When you’re expecting and find yourself instantly inducted into the world of all things pregnancy and birth, you start to hear the the term “evidence-based birth” getting thrown around a lot. As birth workers, we understand what this kind of care looks like, what it doesn’t look like, and most importantly why it’s so beneficial to moms and babies. But what are we really talking about when we use this phrase? Is it just birth-people lingo for the ultimate birthing experience? Well, kind of.
But let’s break it down a little, shall we?
Evidence-based birth, at its core, refers to procedures being put into place that are actually supported by facts, statistics, hard evidence. It seems like that should be standard of care across the board, right? But often times, there are a lot of outside factors that influence birth, and not all of them are based on what the best tried and true policies and procedures are that lead to better birth outcomes. Sometimes, even under the care of highly trained and skilled providers, the so-called birth “politics” can get in the way of the procedures.
Why is this important? Because it can have tremendous influence on how a woman’s body responds to labor and delivery, what happens in the immediate postpartum, and how babies are cared for post-birth.
Many hospitals, or even birth workers who work outside of the hospital, use outdated or potentially harmful protocols that are not supported by evidence. Sometimes, this can mean a birth that requires a lot of intervention. It can also mean a longer recovery for mom and baby. While research routinely proves that the most scientific birth is actually the one where there are lower rates of interventions, modern medicine can’t seem to process this radical notion- that women’s bodies actually work pretty well on their own.
Certainly, there are times when birth calls for interventions, and it’s important to implements those interventions in the most beneficial way. But what we see often in maternity wards is cascades of interventions that lead to more interventions. We see high rates of cesarean birth, many of which happen unnecessarily, or as a result of the previous interventions being performed on the laboring mother. We see babies beginning their lives in the NICU, instead of on their mother’s chests. We see doctors railing against women’s choices, rather than supporting them in allowing them to listen to their bodies and give themselves what they really need during their births. We also see a new trend of PTSD (or birth trauma) in postpartum mothers who felt unsupported, pressured or coerced during delivery. We see low risk births becoming high risk births for no good reason.

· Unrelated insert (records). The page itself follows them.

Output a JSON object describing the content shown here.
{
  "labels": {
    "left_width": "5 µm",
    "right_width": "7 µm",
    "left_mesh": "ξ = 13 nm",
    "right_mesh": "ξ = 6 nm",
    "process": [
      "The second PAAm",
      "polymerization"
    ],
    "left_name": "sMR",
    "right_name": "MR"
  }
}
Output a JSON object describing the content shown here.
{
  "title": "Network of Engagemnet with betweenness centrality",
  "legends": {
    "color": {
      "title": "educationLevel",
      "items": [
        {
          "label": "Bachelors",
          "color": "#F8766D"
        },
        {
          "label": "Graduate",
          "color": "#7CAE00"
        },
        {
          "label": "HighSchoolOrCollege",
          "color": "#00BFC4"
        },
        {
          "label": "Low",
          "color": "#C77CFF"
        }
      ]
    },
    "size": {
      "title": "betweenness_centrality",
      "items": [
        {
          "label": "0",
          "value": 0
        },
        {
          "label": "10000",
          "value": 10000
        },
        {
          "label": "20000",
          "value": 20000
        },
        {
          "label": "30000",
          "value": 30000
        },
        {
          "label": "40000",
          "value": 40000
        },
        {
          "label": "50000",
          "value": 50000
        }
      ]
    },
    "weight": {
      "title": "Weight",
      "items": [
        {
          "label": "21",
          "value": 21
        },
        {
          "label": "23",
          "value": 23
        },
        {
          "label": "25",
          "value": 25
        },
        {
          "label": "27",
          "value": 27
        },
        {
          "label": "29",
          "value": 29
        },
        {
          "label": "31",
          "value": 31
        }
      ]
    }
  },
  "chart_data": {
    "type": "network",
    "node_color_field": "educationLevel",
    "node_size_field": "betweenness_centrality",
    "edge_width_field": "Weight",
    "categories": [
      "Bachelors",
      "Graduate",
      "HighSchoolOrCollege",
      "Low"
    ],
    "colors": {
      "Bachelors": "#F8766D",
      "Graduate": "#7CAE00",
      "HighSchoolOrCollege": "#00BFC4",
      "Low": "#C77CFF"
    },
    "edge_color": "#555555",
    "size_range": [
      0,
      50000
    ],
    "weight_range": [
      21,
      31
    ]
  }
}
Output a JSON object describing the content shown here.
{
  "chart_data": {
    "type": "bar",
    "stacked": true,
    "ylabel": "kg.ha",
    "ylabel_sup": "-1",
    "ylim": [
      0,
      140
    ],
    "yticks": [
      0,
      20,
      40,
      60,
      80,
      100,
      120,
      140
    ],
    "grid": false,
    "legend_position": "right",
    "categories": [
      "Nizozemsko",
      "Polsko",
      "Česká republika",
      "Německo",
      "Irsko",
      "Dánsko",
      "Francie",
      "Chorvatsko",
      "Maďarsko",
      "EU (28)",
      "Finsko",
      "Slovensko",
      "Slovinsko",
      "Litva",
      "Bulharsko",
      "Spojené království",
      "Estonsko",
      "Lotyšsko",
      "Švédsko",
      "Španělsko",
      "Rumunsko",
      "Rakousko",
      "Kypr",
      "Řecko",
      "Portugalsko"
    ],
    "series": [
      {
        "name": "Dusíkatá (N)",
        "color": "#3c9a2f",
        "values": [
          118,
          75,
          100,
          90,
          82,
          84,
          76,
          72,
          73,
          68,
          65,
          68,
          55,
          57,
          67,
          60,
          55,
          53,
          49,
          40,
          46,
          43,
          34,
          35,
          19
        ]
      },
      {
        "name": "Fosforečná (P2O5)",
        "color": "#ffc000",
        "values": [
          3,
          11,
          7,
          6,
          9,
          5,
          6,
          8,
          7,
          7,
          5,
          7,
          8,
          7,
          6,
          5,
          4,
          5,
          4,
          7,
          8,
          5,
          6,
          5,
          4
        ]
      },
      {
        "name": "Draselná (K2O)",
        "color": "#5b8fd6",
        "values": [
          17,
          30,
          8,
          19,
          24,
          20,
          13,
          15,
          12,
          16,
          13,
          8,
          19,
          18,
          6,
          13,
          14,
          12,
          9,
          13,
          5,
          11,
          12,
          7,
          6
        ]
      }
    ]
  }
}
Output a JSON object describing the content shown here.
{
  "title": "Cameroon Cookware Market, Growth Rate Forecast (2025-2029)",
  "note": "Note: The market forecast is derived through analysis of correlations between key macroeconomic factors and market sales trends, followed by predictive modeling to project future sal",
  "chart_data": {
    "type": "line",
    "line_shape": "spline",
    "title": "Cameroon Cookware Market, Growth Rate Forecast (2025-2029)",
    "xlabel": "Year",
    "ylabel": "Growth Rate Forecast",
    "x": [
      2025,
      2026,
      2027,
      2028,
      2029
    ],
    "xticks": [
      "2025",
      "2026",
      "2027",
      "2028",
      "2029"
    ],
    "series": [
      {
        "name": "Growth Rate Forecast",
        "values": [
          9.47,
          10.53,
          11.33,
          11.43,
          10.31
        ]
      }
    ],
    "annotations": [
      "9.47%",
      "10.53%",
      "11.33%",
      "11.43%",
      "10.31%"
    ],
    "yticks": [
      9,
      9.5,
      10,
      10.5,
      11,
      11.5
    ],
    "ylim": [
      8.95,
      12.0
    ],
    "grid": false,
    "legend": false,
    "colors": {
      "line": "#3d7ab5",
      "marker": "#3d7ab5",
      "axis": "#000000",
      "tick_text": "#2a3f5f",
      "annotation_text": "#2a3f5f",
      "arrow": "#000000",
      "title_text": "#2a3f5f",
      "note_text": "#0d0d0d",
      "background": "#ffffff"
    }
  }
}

Many standard procedures happening in maternity wards are not based on good evidence. We know that routinely manipulating women’s bodies can be dangerous. Procedures like early, unnecessary inductions, forcing women to labor on their backs, episiotomies, constant electronic fetal monitoring (as opposed to intermittent monitoring, which is proven to heed better results and is linked to lower cesarean rates), all come with added health risks. So why is this happening if we know it doesn’t lead to better outcomes or patient satisfaction?
There are a lot of reasons (none of them particularly good) as to why we don’t see evidence-based birth being embraced across the board. For one, birth that requires less intervention is usually less expensive. Whether we like to think of it that way or not, there’s a business to giving birth and the more manipulation, like pitocin, epidurals, c-sections, the greater the cost, and the more money the provider and the hospital makes.
There is also a great level of fear surrounding childbirth, and a cultural mistrust of women’s bodies that we see play out the moment a woman becomes pregnant. Suddenly, she must be subjected to countless tests and screenings and exams that she is told are happening to ensure the best outcome- only in many cases, the opposite proves true. The more intervention, even early interventions like invasive prenatal testing and multiple ultrasounds, doesn’t lead to better birth. Mostly, it creates even more fear surrounding birth. It leads to more unnecessary testing. It leads to more medical births, even when the evidence points the other way.
Finally, there’s another reason why this kind of birth is common and it has to do with convenience. While spontaneous birth is unpredictable, a scheduled birth on a set day, at a set time, means the delivering provider can plan to be there. While that planning involves heavily manipulating a woman’s body, and possibly forcing a baby out before they are ready to be born, it is certainly easier to plan than getting a phone call in the middle of the night that it’s time to come on duty. (At SCV, we don’t mind getting out of bed to deliver your baby, especially because we believe waiting for your baby’s birthday is pretty important).
While most providers have good intentions, some are simply more comfortable with more medicalized birth. No- it might not be based on evidence, but it’s birth that they are trained for and basically, understand how to handle.
But we believe wholeheartedly, that evidence-based birth is not only helpful, but it’s essential. Not only does it lead to better outcomes, lower rates of interventions, less birth trauma and lower rates of surgical birth, it leads to families starting their parenting journeys under the best possible circumstances. It leads to more calm births, more content mothers. So of course, we are happy to provide that care, and to help educate women about their choices in the process, and explain why we are doing what we’re doing every step of the way.
Your baby’s birthday is a day that you only get to experience once. So why not use all the facts, the evidence, and the support you can possibly gather in order to have an amazing birth. We know your baby’s birth is important to you. It’s important to us, too. That’s why we opt for facts, statistics, and patience in order to provide our clients with birth that is evidence-based, every single time.